H2 production from methane decomposition by fullerene at low temperature

• Published in: International journal of hydrogen energy Vol. 45; no. 28; pp. 14347 - 14353
• Main Authors: Tokunaga, Tomoharu, Kuno, Kohei, Kawakami, Takumi, Yamamoto, Takahisa, Yoshigoe, Akitaka
• Format: Journal Article
• Language: English
• Published: Elsevier Ltd 21.05.2020
• Subjects: Carbon catalyst; Fullerene; Hydrogen; Methane; Fullerene; Methane; Hydrogen; Carbon catalyst
• ISSN: 0360-3199
• DOI: 10.1016/j.ijhydene.2020.03.178

Carbon materials have previously been reported to work as catalysts for hydrogen (H2) production from hydrocarbons. Mechanisms of the catalytic behavior of graphite and carbon black (CB) have often been discussed in literature. Graphite and CB is constructed from mainly 6-membered rings with sp2 bonds. To understand the catalytic behavior of carbon materials for H2 production by methane (CH4) decomposition, the catalytic behavior of fullerenes with 6-membered rings and also those comprising 5- and 7-membered rings with sp2 bonds and their associated mechanisms should be investigated. In this study, the fullerene catalyst activity has been investigated using gas chromatography and the electronic states and nanoscale structures have been analyzed. H2 production started at 400 °C and the H2 production rate gradually increased with time, and the activation energy of the fullerene for H2 production by CH4 decomposition was found to be 166 kJ/mol. Moreover, in situ heating X-ray photon spectroscopy (XPS) measurements showed that the π-π∗ transition signal becomes stronger with increasing temperature above the threshold of 300 °C. The transition of the π electrons to π∗ orbitals upon heating is expected to decompose CH4 absorbed on fullerene. Moreover, transmission electron microscopy (TEM) analysis revealed that the generated carbon atoms from the CH4 decomposition were deposited onto the surfaces of the fullerenes, forming amorphous and layered concentric sphere carbon.
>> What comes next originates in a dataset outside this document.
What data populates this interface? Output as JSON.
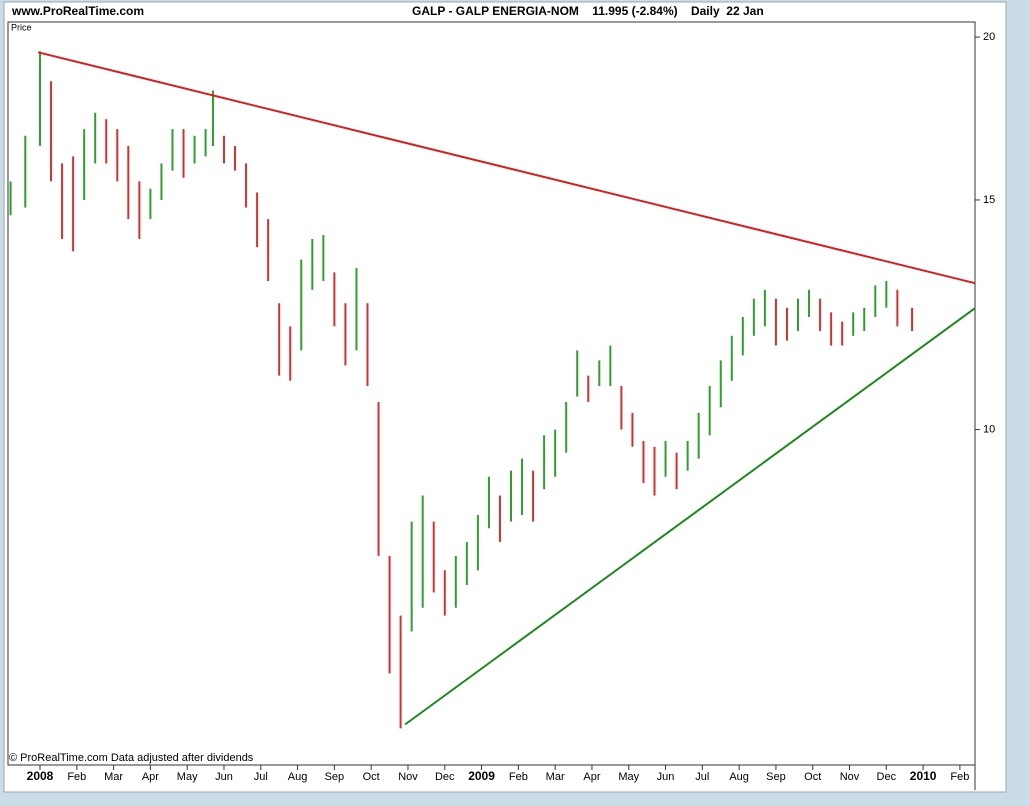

Amorphous carbon is reported to not work as a catalyst for CH4 decomposition at around 400 °C. From XPS analysis and TEM observations of these two structures, it is anticipated that the ring structures without 6-membered rings in carbon materials with sp2 bonding contribute to this catalytic behavior for CH4 decomposition at a low temperature of 400 °C. •Fullerenes have catalytic ability for H2 production from CH4 starting from 400 °C.•In situ heating XPS analysis showed that π electrons were exited from 400 °C.•Amorphous and concentric sphere carbon appeared only after reaction with fullerene.•H2 production rate gradually became higher with time.•Ring structures without 6-membered rings of carbon can have catalytic abilities.